According to the NWS, Tucson sees a monthly average temperature of 86 degrees in June, with a monthly high around 101 degrees. The record high for the month is June 26, 1990, when the temperature climbed to 117 degrees.
The triple-digit highs arriving this week are only slightly earlier than the National Weather Service’s historical averages, which includes temperature back to 1895.
According to the year-by-year records, the first 105-degree day hits the Tucson area around June 11, on average, and the first 110-degree day arrives around June 29.
The first triple-digit day this summer arrived on May 13, which was just slightly earlier than the historical average of May 25.
The lack of precipitation in the Tucson area over the past year has also ranked it as the driest 12-month period on record since 1900.
But the Climate Prediction Center is still calling for the 2021 monsoon to look slightly wetter than the 2020 season, which concluded with 1.6 inches of rain and was the second-driest season on record. The driest monsoon on record totaled 1.59 inches in 1924.
The Climate Prediction Center’s outlook for the next three months is forecasting equal chances for both above-normal, normal and below-normal precipitation across most of Arizona.
Howlett said the ambiguity stems from a lack of strong indicators pointing one way or the other.

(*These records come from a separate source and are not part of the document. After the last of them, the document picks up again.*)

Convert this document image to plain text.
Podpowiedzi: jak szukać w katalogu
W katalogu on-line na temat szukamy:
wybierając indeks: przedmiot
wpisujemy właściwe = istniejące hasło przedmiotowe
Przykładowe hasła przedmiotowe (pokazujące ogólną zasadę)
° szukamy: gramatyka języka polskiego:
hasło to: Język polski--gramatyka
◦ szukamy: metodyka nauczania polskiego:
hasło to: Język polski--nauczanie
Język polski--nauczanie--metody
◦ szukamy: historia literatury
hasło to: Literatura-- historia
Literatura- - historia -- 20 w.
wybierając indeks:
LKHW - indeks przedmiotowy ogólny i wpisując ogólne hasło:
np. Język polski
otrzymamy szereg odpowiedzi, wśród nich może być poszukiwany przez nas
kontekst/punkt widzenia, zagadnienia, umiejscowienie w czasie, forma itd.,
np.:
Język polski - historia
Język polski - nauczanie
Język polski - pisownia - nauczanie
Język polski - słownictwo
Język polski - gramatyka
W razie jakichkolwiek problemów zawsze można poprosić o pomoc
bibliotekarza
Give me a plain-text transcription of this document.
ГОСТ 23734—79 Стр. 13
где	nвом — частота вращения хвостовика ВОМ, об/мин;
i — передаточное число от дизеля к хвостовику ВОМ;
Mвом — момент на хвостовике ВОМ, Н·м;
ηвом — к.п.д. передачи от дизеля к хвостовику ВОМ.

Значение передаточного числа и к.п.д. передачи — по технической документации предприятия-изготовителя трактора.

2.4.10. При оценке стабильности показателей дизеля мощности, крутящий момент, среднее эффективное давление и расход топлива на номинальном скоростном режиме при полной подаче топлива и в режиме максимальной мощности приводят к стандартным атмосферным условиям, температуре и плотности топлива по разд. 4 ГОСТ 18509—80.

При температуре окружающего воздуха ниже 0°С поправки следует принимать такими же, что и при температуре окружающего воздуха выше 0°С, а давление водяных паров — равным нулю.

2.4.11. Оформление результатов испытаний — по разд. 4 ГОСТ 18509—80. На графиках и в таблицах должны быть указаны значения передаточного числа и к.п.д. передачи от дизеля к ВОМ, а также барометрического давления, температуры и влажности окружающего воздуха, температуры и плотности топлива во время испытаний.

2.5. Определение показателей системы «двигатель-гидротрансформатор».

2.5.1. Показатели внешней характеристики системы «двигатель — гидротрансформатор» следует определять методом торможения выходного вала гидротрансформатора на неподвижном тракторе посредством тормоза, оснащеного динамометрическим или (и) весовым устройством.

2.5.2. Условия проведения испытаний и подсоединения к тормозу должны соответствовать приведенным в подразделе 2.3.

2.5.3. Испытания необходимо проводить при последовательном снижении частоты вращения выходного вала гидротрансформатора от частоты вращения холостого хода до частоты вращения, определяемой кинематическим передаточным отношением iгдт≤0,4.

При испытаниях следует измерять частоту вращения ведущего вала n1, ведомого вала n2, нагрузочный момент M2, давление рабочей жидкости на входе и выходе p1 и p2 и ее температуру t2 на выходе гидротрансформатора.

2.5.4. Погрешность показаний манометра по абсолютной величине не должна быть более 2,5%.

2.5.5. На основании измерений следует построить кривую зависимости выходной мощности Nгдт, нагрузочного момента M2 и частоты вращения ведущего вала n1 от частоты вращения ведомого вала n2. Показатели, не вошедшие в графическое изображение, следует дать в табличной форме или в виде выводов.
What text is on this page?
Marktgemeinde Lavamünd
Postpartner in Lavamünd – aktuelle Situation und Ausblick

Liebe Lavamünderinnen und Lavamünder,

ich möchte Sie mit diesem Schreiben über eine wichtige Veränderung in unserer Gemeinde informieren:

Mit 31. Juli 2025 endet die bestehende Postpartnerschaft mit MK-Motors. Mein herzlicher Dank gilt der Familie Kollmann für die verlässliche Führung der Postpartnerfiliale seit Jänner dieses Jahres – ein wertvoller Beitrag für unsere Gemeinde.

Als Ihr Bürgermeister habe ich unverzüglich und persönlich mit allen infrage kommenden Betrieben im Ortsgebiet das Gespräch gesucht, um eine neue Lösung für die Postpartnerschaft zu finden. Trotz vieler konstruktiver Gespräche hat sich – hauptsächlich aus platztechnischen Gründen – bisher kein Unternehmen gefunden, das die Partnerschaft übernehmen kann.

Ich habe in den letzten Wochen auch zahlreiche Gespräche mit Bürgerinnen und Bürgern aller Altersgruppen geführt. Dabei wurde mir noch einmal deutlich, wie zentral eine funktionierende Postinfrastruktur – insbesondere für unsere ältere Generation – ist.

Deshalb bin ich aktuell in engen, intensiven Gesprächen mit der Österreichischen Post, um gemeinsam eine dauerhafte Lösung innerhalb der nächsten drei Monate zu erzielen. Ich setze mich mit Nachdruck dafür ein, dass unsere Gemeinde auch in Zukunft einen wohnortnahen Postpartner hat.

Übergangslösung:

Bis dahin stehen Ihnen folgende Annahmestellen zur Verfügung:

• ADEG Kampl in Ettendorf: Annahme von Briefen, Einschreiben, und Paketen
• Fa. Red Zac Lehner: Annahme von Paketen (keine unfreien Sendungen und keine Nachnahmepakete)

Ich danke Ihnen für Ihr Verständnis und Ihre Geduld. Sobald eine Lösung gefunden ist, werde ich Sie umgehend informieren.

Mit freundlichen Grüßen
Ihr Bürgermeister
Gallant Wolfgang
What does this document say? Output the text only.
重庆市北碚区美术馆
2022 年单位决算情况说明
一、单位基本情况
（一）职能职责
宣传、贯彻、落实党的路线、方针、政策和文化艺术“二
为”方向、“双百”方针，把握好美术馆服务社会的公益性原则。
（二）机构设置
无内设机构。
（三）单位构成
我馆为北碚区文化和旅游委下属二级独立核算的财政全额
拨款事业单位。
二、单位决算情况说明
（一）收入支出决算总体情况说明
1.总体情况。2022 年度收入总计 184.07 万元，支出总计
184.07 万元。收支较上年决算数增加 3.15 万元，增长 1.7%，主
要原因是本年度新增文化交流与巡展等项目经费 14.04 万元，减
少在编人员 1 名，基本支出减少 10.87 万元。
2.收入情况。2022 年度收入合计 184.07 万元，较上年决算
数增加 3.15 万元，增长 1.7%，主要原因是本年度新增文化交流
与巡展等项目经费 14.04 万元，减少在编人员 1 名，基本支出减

“One of the things that can be a predictive element is the El Niño or the La Niña, and right now it’s actually in a neutral phase, so there’s no strong signal coming from that,” Howlett said.
“The other thing we can look at is the snowpack in the Rocky Mountains, and that can indicate that we might have a slightly earlier onset to the monsoon here in the Southwest,” he said.
“But you can’t always bank on that. Seasonal forecasting is still in development and hard to get 100 percent right, 100 percent of the time,” he said.
Looking at next week, Howlett said an increase in moisture coming from the south in Mexico could bode well for more storm activity in our area, but right now it’s still a waiting game.
“As far as the Tucson area is concerned, because there are no strong signals at this point, it’s kind of looking like your normal monsoon season,” he said.
Monsoon season officially kicks off June 15, and lasts through Sept. 30, with most rainfall occurring in July and August.
If the predictions for a typical monsoon hold true, the Tucson area could see five to six inches of rain this summer.